Quelle; enerNEWS-Partner ASEW
Unter anderem sollen so auch die Netzentgelte sinken. Doch nun zeigt sich: Der Zuschuss des Bundes zu den Entgelten für die Stromübertragungsleitungen soll nur für das Jahr 2026 gelten.
Das geht aus dem entsprechenden Gesetzentwurf des Bundeswirtschaftsministeriums hervor. Gemäß Koalitionsvertrag einigten sich die Partner auf eine Senkung des Strompreises für Unternehmen und Verbraucher „dauerhaft um mindestens fünf Cent pro Kilowattstunde“.
Auch Koalitionspolitiker sehen die Befristung kritisch.
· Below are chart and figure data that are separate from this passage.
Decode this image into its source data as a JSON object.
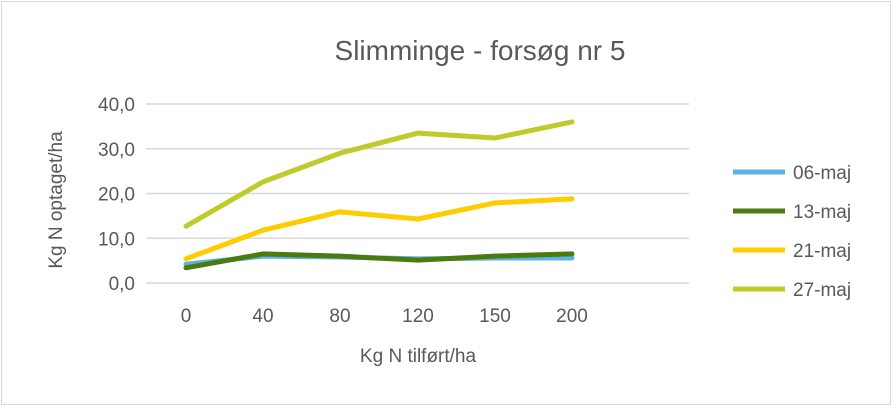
{
  "chart_data": {
    "type": "line",
    "title": "Slimminge - forsøg nr 5",
    "xlabel": "Kg N tilført/ha",
    "ylabel": "Kg N optaget/ha",
    "categories": [
      "0",
      "40",
      "80",
      "120",
      "150",
      "200"
    ],
    "ylim": [
      0,
      40
    ],
    "yticks": [
      "0,0",
      "10,0",
      "20,0",
      "30,0",
      "40,0"
    ],
    "grid": true,
    "legend_position": "right",
    "series": [
      {
        "name": "06-maj",
        "color": "#5BB3E6",
        "values": [
          4.2,
          6.0,
          5.8,
          5.4,
          5.6,
          5.6
        ]
      },
      {
        "name": "13-maj",
        "color": "#4B7A0E",
        "values": [
          3.4,
          6.5,
          6.0,
          5.1,
          6.0,
          6.5
        ]
      },
      {
        "name": "21-maj",
        "color": "#FFCC00",
        "values": [
          5.4,
          11.8,
          15.9,
          14.3,
          17.9,
          18.8
        ]
      },
      {
        "name": "27-maj",
        "color": "#BFCB2A",
        "values": [
          12.7,
          22.6,
          29.0,
          33.5,
          32.4,
          36.0
        ]
      }
    ]
  }
}
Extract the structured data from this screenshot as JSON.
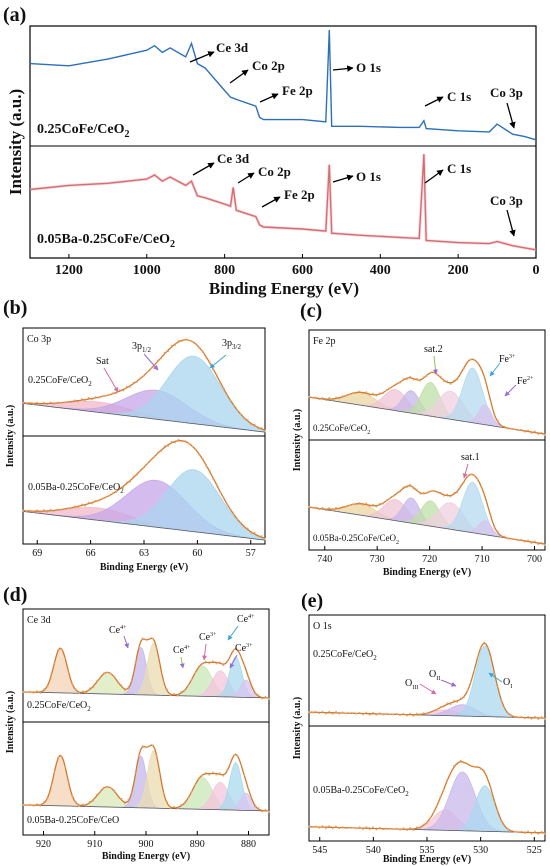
{
  "chart_data": [
    {
      "panel": "(a)",
      "type": "line",
      "xlabel": "Binding Energy (eV)",
      "ylabel": "Intensity (a.u.)",
      "xlim": [
        1300,
        0
      ],
      "x_ticks": [
        "1200",
        "1000",
        "800",
        "600",
        "400",
        "200",
        "0"
      ],
      "x_tick_values": [
        1200,
        1000,
        800,
        600,
        400,
        200,
        0
      ],
      "grid": false,
      "series": [
        {
          "name": "0.25CoFe/CeO2",
          "color": "#2e6fba",
          "x": [
            1300,
            1200,
            1100,
            1000,
            980,
            960,
            940,
            900,
            885,
            870,
            850,
            800,
            785,
            770,
            720,
            710,
            700,
            600,
            540,
            531,
            525,
            450,
            350,
            300,
            288,
            282,
            200,
            120,
            100,
            60,
            30,
            0
          ],
          "y": [
            0.7,
            0.68,
            0.74,
            0.82,
            0.86,
            0.8,
            0.84,
            0.76,
            0.88,
            0.7,
            0.66,
            0.46,
            0.4,
            0.38,
            0.32,
            0.22,
            0.2,
            0.2,
            0.18,
            1.0,
            0.14,
            0.14,
            0.13,
            0.13,
            0.19,
            0.12,
            0.1,
            0.09,
            0.16,
            0.07,
            0.05,
            0.02
          ]
        },
        {
          "name": "0.05Ba-0.25CoFe/CeO2",
          "color": "#b8412c",
          "x": [
            1300,
            1200,
            1100,
            1000,
            980,
            960,
            940,
            900,
            885,
            870,
            850,
            800,
            785,
            778,
            770,
            720,
            710,
            700,
            600,
            540,
            531,
            525,
            450,
            350,
            300,
            288,
            282,
            200,
            120,
            100,
            60,
            30,
            0
          ],
          "y": [
            0.62,
            0.66,
            0.68,
            0.72,
            0.76,
            0.7,
            0.74,
            0.66,
            0.7,
            0.56,
            0.54,
            0.48,
            0.46,
            0.64,
            0.42,
            0.36,
            0.28,
            0.26,
            0.24,
            0.22,
            0.86,
            0.2,
            0.18,
            0.16,
            0.15,
            0.96,
            0.13,
            0.11,
            0.1,
            0.12,
            0.08,
            0.06,
            0.04
          ]
        }
      ],
      "annotations": [
        {
          "label": "0.25CoFe/CeO2",
          "kind": "sample"
        },
        {
          "label": "0.05Ba-0.25CoFe/CeO2",
          "kind": "sample"
        },
        {
          "label": "Ce 3d"
        },
        {
          "label": "Co 2p"
        },
        {
          "label": "Fe 2p"
        },
        {
          "label": "O 1s"
        },
        {
          "label": "C 1s"
        },
        {
          "label": "Co 3p"
        }
      ]
    },
    {
      "panel": "(b)",
      "type": "line",
      "element": "Co 3p",
      "xlabel": "Binding Energy (eV)",
      "ylabel": "Intensity (a.u.)",
      "xlim": [
        69.8,
        56.2
      ],
      "x_ticks": [
        "69",
        "66",
        "63",
        "60",
        "57"
      ],
      "x_tick_values": [
        69,
        66,
        63,
        60,
        57
      ],
      "samples": [
        "0.25CoFe/CeO2",
        "0.05Ba-0.25CoFe/CeO2"
      ],
      "peaks": [
        {
          "label": "Sat",
          "center": 65.5,
          "width": 1.8,
          "color": "#f2b8c8"
        },
        {
          "label": "3p1/2",
          "center": 62.3,
          "width": 1.7,
          "color": "#c5a7e8"
        },
        {
          "label": "3p3/2",
          "center": 60.2,
          "width": 1.5,
          "color": "#a9d5ef"
        }
      ],
      "amplitudes": [
        [
          0.15,
          0.42,
          0.98
        ],
        [
          0.18,
          0.68,
          0.9
        ]
      ]
    },
    {
      "panel": "(c)",
      "type": "line",
      "element": "Fe 2p",
      "xlabel": "Binding Energy (eV)",
      "ylabel": "Intensity (a.u.)",
      "xlim": [
        743,
        698
      ],
      "x_ticks": [
        "740",
        "730",
        "720",
        "710",
        "700"
      ],
      "x_tick_values": [
        740,
        730,
        720,
        710,
        700
      ],
      "samples": [
        "0.25CoFe/CeO2",
        "0.05Ba-0.25CoFe/CeO2"
      ],
      "peaks": [
        {
          "label": "",
          "center": 733.0,
          "width": 2.8,
          "color": "#e9d5a0"
        },
        {
          "label": "",
          "center": 726.5,
          "width": 2.2,
          "color": "#efc4d6"
        },
        {
          "label": "",
          "center": 723.5,
          "width": 1.6,
          "color": "#c7b7ea"
        },
        {
          "label": "sat.2",
          "center": 719.8,
          "width": 1.8,
          "color": "#bfdfa5"
        },
        {
          "label": "sat.1",
          "center": 716.0,
          "width": 2.4,
          "color": "#f0cfe0"
        },
        {
          "label": "Fe3+",
          "center": 711.8,
          "width": 1.9,
          "color": "#b5d9ef"
        },
        {
          "label": "Fe2+",
          "center": 709.4,
          "width": 1.2,
          "color": "#d8c4ef"
        }
      ],
      "amplitudes": [
        [
          0.18,
          0.3,
          0.32,
          0.48,
          0.4,
          0.78,
          0.28
        ],
        [
          0.16,
          0.3,
          0.36,
          0.36,
          0.38,
          0.72,
          0.2
        ]
      ]
    },
    {
      "panel": "(d)",
      "type": "line",
      "element": "Ce 3d",
      "xlabel": "Binding Energy (eV)",
      "ylabel": "Intensity (a.u.)",
      "xlim": [
        924,
        876
      ],
      "x_ticks": [
        "920",
        "910",
        "900",
        "890",
        "880"
      ],
      "x_tick_values": [
        920,
        910,
        900,
        890,
        880
      ],
      "samples": [
        "0.25CoFe/CeO2",
        "0.05Ba-0.25CoFe/CeO"
      ],
      "peaks": [
        {
          "label": "Ce4+",
          "center": 916.7,
          "width": 1.3,
          "color": "#f3d3b6"
        },
        {
          "label": "",
          "center": 907.5,
          "width": 1.9,
          "color": "#d9e9ba"
        },
        {
          "label": "Ce4+",
          "center": 901.0,
          "width": 1.1,
          "color": "#c6b8ea"
        },
        {
          "label": "",
          "center": 898.5,
          "width": 1.2,
          "color": "#e9dcb0"
        },
        {
          "label": "Ce4+",
          "center": 889.0,
          "width": 1.9,
          "color": "#c9e6b7"
        },
        {
          "label": "Ce3+",
          "center": 885.5,
          "width": 1.6,
          "color": "#f3c6dc"
        },
        {
          "label": "Ce4+",
          "center": 882.5,
          "width": 1.2,
          "color": "#a9d9ee"
        },
        {
          "label": "Ce3+",
          "center": 880.5,
          "width": 1.1,
          "color": "#d8c4ef"
        }
      ],
      "amplitudes": [
        [
          0.62,
          0.3,
          0.66,
          0.72,
          0.42,
          0.36,
          0.56,
          0.24
        ],
        [
          0.7,
          0.28,
          0.72,
          0.8,
          0.44,
          0.38,
          0.66,
          0.24
        ]
      ]
    },
    {
      "panel": "(e)",
      "type": "line",
      "element": "O 1s",
      "xlabel": "Binding Energy (eV)",
      "ylabel": "Intensity (a.u.)",
      "xlim": [
        546,
        524
      ],
      "x_ticks": [
        "545",
        "540",
        "535",
        "530",
        "525"
      ],
      "x_tick_values": [
        545,
        540,
        535,
        530,
        525
      ],
      "samples": [
        "0.25CoFe/CeO2",
        "0.05Ba-0.25CoFe/CeO2"
      ],
      "peaks": [
        {
          "label": "OIII",
          "center": 533.3,
          "width": 1.1,
          "color": "#f4c7d8"
        },
        {
          "label": "OII",
          "center": 531.7,
          "width": 1.2,
          "color": "#c9b8ec"
        },
        {
          "label": "OI",
          "center": 529.6,
          "width": 0.9,
          "color": "#abd8ef"
        }
      ],
      "amplitudes": [
        [
          0.08,
          0.16,
          1.0
        ],
        [
          0.28,
          0.8,
          0.62
        ]
      ]
    }
  ],
  "text": {
    "a": {
      "letter": "(a)",
      "s1": "0.25CoFe/CeO",
      "s1sub": "2",
      "s2": "0.05Ba-0.25CoFe/CeO",
      "s2sub": "2",
      "ce3d": "Ce 3d",
      "co2p": "Co 2p",
      "fe2p": "Fe 2p",
      "o1s": "O 1s",
      "c1s": "C 1s",
      "co3p": "Co 3p",
      "ylabel": "Intensity (a.u.)",
      "xlabel": "Binding Energy (eV)"
    },
    "b": {
      "letter": "(b)",
      "el": "Co 3p",
      "s1": "0.25CoFe/CeO",
      "s1sub": "2",
      "s2": "0.05Ba-0.25CoFe/CeO",
      "s2sub": "2",
      "sat": "Sat",
      "p12": "3p",
      "p12sub": "1/2",
      "p32": "3p",
      "p32sub": "3/2",
      "ylabel": "Intensity (a.u.)",
      "xlabel": "Binding Energy (eV)"
    },
    "c": {
      "letter": "(c)",
      "el": "Fe 2p",
      "s1": "0.25CoFe/CeO",
      "s1sub": "2",
      "s2": "0.05Ba-0.25CoFe/CeO",
      "s2sub": "2",
      "sat2": "sat.2",
      "sat1": "sat.1",
      "fe3": "Fe",
      "fe3sup": "3+",
      "fe2": "Fe",
      "fe2sup": "2+",
      "ylabel": "Intensity (a.u.)",
      "xlabel": "Binding Energy (eV)"
    },
    "d": {
      "letter": "(d)",
      "el": "Ce 3d",
      "s1": "0.25CoFe/CeO",
      "s1sub": "2",
      "s2": "0.05Ba-0.25CoFe/CeO",
      "ce": "Ce",
      "sup4": "4+",
      "sup3": "3+",
      "ylabel": "Intensity (a.u.)",
      "xlabel": "Binding Energy (eV)"
    },
    "e": {
      "letter": "(e)",
      "el": "O 1s",
      "s1": "0.25CoFe/CeO",
      "s1sub": "2",
      "s2": "0.05Ba-0.25CoFe/CeO",
      "s2sub": "2",
      "o": "O",
      "oIII": "III",
      "oII": "II",
      "oI": "I",
      "ylabel": "Intensity (a.u.)",
      "xlabel": "Binding Energy (eV)"
    }
  }
}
Andreas Lenz, wirtschafts- und energiepolitischer Sprecher der Unions-Bundestagsfraktion, etwa sagte dem „Handelsblatt“, es sei wichtig, „dass die Entlastungen Planungssicherheit für die Unternehmen mit sich bringen“. Es müsse eine mittel- und langfristige Entlastungsgarantie geben.
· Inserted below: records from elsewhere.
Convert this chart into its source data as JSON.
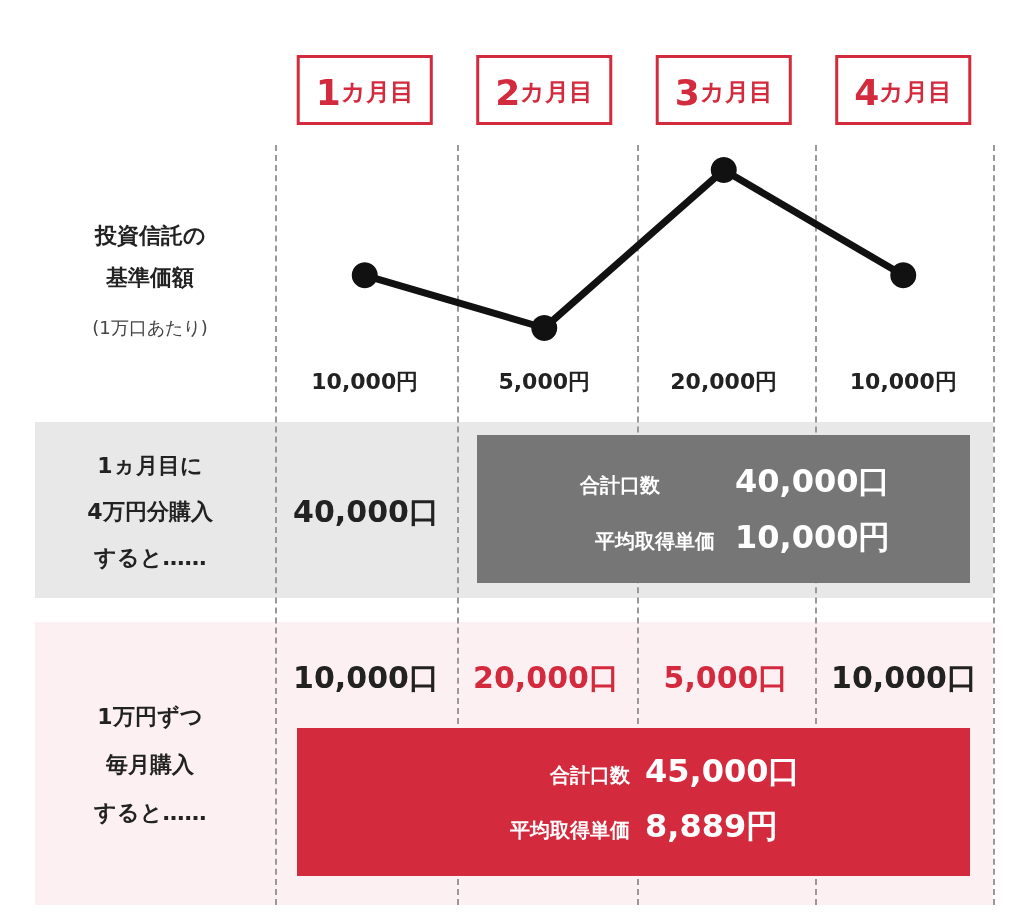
{
  "chart_data": {
    "type": "line",
    "categories": [
      "1カ月目",
      "2カ月目",
      "3カ月目",
      "4カ月目"
    ],
    "values": [
      10000,
      5000,
      20000,
      10000
    ],
    "color": "#111111",
    "marker": "circle",
    "value_labels": [
      "10,000円",
      "5,000円",
      "20,000円",
      "10,000円"
    ],
    "annotations": [
      "投資信託の",
      "基準価額",
      "(1万口あたり)",
      "1ヵ月目に",
      "4万円分購入",
      "すると……",
      "40,000口",
      "合計口数",
      "40,000口",
      "平均取得単価",
      "10,000円",
      "1万円ずつ",
      "毎月購入",
      "すると……",
      "10,000口",
      "20,000口",
      "5,000口",
      "10,000口",
      "合計口数",
      "45,000口",
      "平均取得単価",
      "8,889円"
    ]
  }
}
Auch von Wolfgang Steiger, Generalsekretär des CDU-Wirtschaftsrats, gibt es eine entsprechende Einschätzung: „Für Investitionsentscheidungen, die 2025 gefällt werden, ist der Strompreis ab 2030 entscheidend. Wir brauchen also heute mutige Entscheidungen, die die langfristigen strukturellen Kosten des Energiesystems senken“.
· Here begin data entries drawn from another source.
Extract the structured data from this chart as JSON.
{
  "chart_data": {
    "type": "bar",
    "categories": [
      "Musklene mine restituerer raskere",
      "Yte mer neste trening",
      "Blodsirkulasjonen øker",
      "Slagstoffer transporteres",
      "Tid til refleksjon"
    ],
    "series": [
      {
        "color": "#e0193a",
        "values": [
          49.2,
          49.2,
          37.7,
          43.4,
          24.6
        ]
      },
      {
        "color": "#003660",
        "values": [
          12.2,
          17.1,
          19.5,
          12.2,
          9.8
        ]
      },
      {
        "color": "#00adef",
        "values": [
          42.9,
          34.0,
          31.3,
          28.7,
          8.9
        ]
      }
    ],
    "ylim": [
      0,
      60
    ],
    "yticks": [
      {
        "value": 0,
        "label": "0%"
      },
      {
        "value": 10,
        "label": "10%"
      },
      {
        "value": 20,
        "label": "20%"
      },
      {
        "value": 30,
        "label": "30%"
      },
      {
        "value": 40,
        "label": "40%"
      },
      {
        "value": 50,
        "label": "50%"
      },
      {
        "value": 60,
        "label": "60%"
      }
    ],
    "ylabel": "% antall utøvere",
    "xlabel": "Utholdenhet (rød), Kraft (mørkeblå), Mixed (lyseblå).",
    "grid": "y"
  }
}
Insgesamt tut sich die Koalition schwer, die zugesagten Entlastungen zu realisieren. Erst vor wenigen Wochen wurde die Zusage kassiert, die Stromsteuer für alle Stromverbraucher auf das europäische Mindestmaß zu reduzieren.
Der Gesetzentwurf zur Netzentgelt-Entlastung war diese Woche überraschend von der Tagesordnung des Bundeskabinetts gestrichen worden. In Regierungskreisen hieß es, es müssten noch letzte technische Details abgestimmt werden.
Grundsätzlich bestehe im Bundeskabinett Einigkeit über den Gesetzentwurf. Er soll nun in der kommenden Woche vom Bundeskabinett verabschiedet und in der ersten Septemberhälfte in erster Lesung im Bundestag behandelt werden.